Back to rampant Somali fraud. The journalist interviewed was Jeffrey
Meitrodt, Minnesota Star Tribune. They go over and over the absurd
rhetoric versus Somalis, making the case that it's racist, etc. When one
argues that the entire community committed fraud and one can point to
the one recipient of welfare funds who wasn't, the argument is lost.

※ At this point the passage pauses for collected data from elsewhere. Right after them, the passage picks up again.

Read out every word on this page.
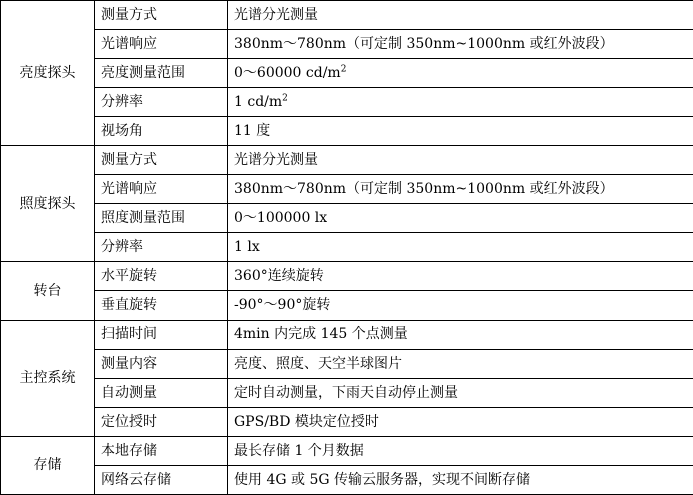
亮度探头	测量方式	光谱分光测量
	光谱响应	380nm～780nm（可定制 350nm~1000nm 或红外波段）
	亮度测量范围	0～60000 $cd/m^2$
	分辨率	1 $cd/m^2$
	视场角	11 度
照度探头	测量方式	光谱分光测量
	光谱响应	380nm～780nm（可定制 350nm~1000nm 或红外波段）
	照度测量范围	0～100000 lx
	分辨率	1 lx
转台	水平旋转	360°连续旋转
	垂直旋转	-90°～90°旋转
主控系统	扫描时间	4min 内完成 145 个点测量
	测量内容	亮度、照度、天空半球图片
	自动测量	定时自动测量，下雨天自动停止测量
	定位授时	GPS/BD 模块定位授时
存储	本地存储	最长存储 1 个月数据
	网络云存储	使用 4G 或 5G 传输云服务器，实现不间断存储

That's about not saying absolute shit in the first place, not that there
was no significant fraud.
At first, I though Nick Shirley did legitimate reporting but now it
sounds like the whole thing was a cheap shot. Also, Shirley was led to
these day care centers by David Hoch and didn't choose them himself. In
fact checking the ten locations, the fact-checking reporter, another
reporter with Meitrodt, was able to obsrve five locations. There were
children. That's not quite debunking Shirley but that does tell us that
Shirley was not perforning the days-long surveillance necessary to announce that no children were being cared for. They didn't debunk Shirley's claims
on the other five locations but neither did Shirley justify his claims.

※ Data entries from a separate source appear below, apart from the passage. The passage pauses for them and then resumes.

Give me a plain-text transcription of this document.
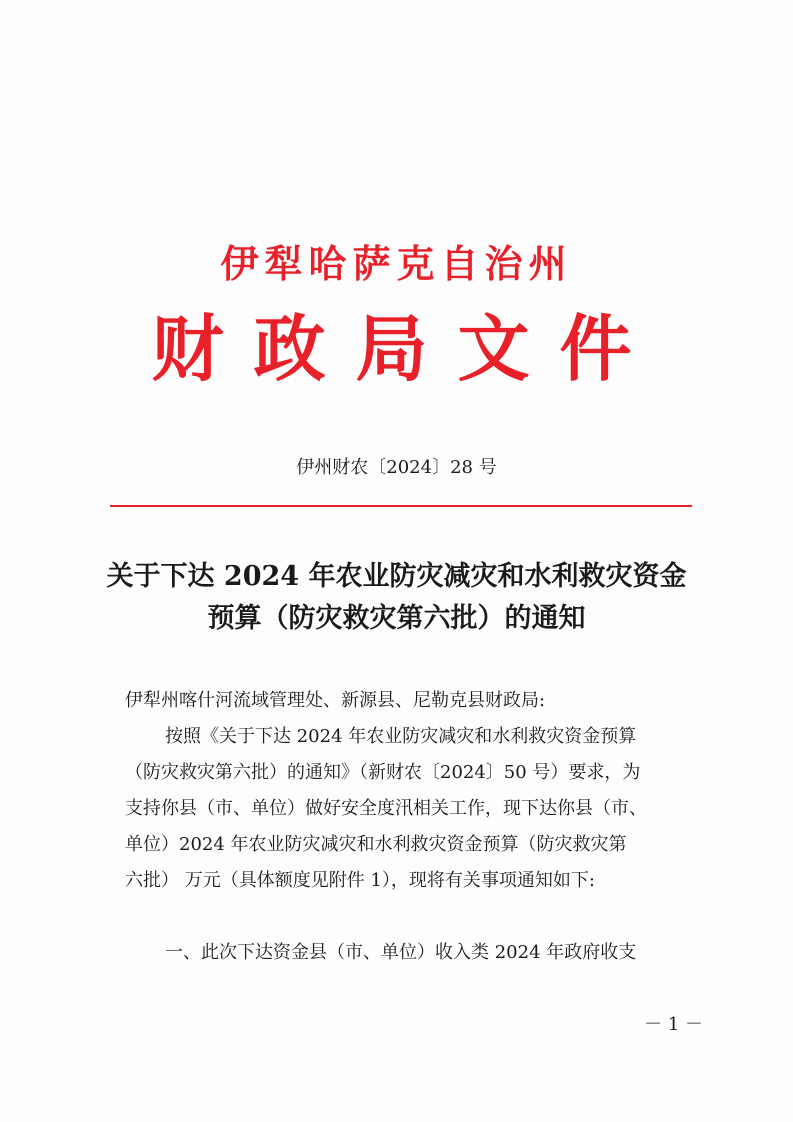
伊犁哈萨克自治州
财政局文件
伊州财农〔2024〕28 号
关于下达 2024 年农业防灾减灾和水利救灾资金
预算（防灾救灾第六批）的通知
伊犁州喀什河流域管理处、新源县、尼勒克县财政局:
按照《关于下达 2024 年农业防灾减灾和水利救灾资金预算
（防灾救灾第六批）的通知》（新财农〔2024〕50 号）要求，为
支持你县（市、单位）做好安全度汛相关工作，现下达你县（市、
单位）2024 年农业防灾减灾和水利救灾资金预算（防灾救灾第
六批） 万元（具体额度见附件 1），现将有关事项通知如下:
一、此次下达资金县（市、单位）收入类 2024 年政府收支
－ 1 －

https://www.startribune.com/day-care-fraud-minnesota-video/601554760
I'm withdrawing my support for the kid.
More than half way into the interview, the reporter is finally asked
about the fraud. Remember, the fraud was ignored by state government; it
was this newspaper that brought it to the public's attention. The
interviewer stated,
Fraud has been a perennial storyline for Minnesota leaders,
investigators, and newsrooms for many years. It's also true that
some Somali Americans have been implicated before, most famously
in the prosecution of Feeding Our Families, a Minnesota
nonprofit that fraudulently received over $240 million during
Governor Tim Walz' tenure. This week, he decided to throw in the
towel.
Walz's political career has come to an ignomineous end; no story there.
The reporter then named the better-known fraud cases.
Note that from local reporting, top officials in state government were
not persuing the fraud investigation because of fear of loss of
political support from the Somali community. This is what horrified
people and finally made it a national story prior to the Shirley video.
That's Walz being paternalistic. They can't help being corrupt because
of widespread corruption in Somalia. The entire community is dishonest;
those not participating in fraud don't want the criminals prosecuted.
If anything, Trump jumped on the bandwagon more than a decade late.
To paraphrase an infamous Trump quote, there's bad rhetoric on both
sidss. Don't make it about racism and don't make it racist. Trump could
have taken the moral high ground and just promised that state
Republicans would provide good government.